O diferencial, em tech, está em quem conduz: um diagnóstico feito por quem entende a operação, on-call, incidente, cultura de engenharia, alcança o time numa linguagem que um programa genérico não atinge.
7. O que não basta
Boa parte das empresas tenta resolver a NR-1 com soluções que não atendem à exigência legal. Vale conhecer os atalhos que não funcionam:
- Um aplicativo de bem-estar ou meditação: é um benefício individual e voluntário, não uma gestão de riscos;
- Uma palestra motivacional única: sem diagnóstico nem plano de ação, não compõe o PGR;
- Um checklist genérico: a norma exige diagnóstico real e prova de implementação, documentar de forma superficial pode, inclusive, virar passivo;
- Tratar como tarefa isolada de RH: a gestão precisa integrar SST, CIPA e NR-17.
8. Perguntas frequentes
Desde quando a NR-1 obriga a gestão de riscos psicossociais?

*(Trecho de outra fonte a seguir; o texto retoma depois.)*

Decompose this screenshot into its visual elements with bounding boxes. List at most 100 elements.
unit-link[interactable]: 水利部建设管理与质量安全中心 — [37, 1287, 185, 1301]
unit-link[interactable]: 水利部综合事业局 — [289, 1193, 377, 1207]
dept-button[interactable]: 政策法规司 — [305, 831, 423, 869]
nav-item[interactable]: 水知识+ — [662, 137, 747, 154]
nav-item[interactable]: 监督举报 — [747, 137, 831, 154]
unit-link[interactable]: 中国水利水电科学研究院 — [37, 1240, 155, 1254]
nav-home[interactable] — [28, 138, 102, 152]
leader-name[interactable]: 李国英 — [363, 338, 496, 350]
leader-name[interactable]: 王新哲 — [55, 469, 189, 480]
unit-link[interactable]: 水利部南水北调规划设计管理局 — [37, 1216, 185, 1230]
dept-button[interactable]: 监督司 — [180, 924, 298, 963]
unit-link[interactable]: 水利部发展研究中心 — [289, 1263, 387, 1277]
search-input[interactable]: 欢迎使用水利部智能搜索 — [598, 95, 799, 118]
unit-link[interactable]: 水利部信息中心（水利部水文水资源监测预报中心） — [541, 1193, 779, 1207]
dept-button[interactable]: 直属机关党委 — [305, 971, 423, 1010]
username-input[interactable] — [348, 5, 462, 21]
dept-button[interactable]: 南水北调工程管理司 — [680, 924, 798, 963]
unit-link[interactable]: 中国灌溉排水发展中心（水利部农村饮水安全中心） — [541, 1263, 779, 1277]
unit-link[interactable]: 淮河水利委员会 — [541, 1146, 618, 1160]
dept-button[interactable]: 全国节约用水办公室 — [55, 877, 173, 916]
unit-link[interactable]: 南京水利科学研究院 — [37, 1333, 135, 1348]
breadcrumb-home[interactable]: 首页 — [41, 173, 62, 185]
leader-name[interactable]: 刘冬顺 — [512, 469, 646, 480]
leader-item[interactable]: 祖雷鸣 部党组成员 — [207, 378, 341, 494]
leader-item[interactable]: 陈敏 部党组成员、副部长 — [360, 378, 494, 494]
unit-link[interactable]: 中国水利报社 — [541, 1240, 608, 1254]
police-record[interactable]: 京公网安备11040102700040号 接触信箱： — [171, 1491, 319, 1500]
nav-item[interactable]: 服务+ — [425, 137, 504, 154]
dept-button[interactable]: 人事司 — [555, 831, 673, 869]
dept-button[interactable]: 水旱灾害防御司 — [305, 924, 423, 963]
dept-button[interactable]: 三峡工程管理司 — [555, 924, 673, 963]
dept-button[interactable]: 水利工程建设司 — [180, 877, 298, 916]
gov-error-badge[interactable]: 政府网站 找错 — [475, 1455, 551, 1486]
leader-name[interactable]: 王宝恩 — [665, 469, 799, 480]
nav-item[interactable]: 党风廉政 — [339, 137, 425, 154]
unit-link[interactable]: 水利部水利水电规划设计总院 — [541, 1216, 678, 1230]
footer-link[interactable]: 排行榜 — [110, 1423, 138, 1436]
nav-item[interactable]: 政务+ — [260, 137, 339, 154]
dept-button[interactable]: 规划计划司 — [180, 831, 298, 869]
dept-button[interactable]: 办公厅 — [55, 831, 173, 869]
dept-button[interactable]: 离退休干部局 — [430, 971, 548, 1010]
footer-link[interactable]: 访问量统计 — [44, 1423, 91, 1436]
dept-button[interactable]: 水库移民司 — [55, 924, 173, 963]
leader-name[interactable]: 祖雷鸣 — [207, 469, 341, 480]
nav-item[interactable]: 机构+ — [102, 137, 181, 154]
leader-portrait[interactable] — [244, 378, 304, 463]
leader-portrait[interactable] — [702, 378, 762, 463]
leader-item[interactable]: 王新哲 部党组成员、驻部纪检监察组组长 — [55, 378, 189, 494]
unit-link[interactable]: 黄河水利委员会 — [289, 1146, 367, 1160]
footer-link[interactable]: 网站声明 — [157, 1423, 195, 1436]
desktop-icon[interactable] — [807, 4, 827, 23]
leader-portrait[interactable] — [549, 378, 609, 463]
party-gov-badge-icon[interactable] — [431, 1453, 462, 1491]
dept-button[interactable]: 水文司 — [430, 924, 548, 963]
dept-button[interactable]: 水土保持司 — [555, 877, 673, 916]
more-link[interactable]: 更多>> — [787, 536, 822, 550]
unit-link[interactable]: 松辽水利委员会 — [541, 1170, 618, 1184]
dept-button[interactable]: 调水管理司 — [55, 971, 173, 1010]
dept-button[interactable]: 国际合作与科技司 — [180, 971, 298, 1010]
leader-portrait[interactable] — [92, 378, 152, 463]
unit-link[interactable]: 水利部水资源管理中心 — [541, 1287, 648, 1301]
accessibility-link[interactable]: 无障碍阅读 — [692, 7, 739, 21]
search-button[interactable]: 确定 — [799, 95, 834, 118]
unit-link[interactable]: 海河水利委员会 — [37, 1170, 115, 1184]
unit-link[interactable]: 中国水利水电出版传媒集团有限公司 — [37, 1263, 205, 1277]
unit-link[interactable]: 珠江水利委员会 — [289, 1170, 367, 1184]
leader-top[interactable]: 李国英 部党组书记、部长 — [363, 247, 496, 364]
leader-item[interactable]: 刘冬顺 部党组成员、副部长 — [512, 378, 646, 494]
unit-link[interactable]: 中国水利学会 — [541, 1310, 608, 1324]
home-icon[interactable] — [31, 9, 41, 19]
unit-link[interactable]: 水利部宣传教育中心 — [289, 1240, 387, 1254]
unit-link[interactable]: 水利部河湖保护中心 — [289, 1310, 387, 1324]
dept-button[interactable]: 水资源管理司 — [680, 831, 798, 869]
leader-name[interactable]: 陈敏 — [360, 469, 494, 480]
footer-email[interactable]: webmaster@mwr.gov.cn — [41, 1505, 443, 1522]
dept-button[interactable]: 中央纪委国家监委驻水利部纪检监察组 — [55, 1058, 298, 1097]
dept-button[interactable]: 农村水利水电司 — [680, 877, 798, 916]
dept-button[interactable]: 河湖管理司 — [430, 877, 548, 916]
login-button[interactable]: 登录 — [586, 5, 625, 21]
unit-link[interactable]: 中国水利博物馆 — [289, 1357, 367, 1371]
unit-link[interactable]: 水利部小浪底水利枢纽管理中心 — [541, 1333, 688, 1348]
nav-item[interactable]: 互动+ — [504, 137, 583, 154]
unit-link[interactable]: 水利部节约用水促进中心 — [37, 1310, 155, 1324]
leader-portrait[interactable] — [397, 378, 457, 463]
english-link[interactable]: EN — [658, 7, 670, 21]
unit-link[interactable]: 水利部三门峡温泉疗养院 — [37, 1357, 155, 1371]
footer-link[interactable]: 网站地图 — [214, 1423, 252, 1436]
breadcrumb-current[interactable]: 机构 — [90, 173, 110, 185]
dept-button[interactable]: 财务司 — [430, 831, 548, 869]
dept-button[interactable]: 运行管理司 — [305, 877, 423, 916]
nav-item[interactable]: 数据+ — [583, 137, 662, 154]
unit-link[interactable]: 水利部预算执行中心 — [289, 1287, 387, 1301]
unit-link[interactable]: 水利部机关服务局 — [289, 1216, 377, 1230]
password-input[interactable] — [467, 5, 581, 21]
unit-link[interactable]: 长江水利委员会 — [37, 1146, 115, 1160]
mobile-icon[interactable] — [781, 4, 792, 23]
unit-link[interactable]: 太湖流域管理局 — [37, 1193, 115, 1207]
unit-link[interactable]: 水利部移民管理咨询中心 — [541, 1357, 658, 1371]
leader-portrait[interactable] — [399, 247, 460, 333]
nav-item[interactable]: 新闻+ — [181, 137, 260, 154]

Desde 26 de maio de 2026, quando a fiscalização passou a ser punitiva. A obrigação foi instituída pela Portaria MTE 1.419/2024 e o prazo definido pela Portaria MTE 765/2025.
Quais empresas precisam se adequar?
Todas as empresas com empregados regidos pela CLT, de qualquer porte ou setor. Empresas de tecnologia recebem atenção especial por serem setor de alta incidência, já sob atuação do MPT.
Um aplicativo de bem-estar cumpre a NR-1?
Não. A NR-1 exige identificação, avaliação e controle dos fatores de risco psicossocial no PGR, com plano de ação e prova de implementação, algo que um benefício individual não entrega.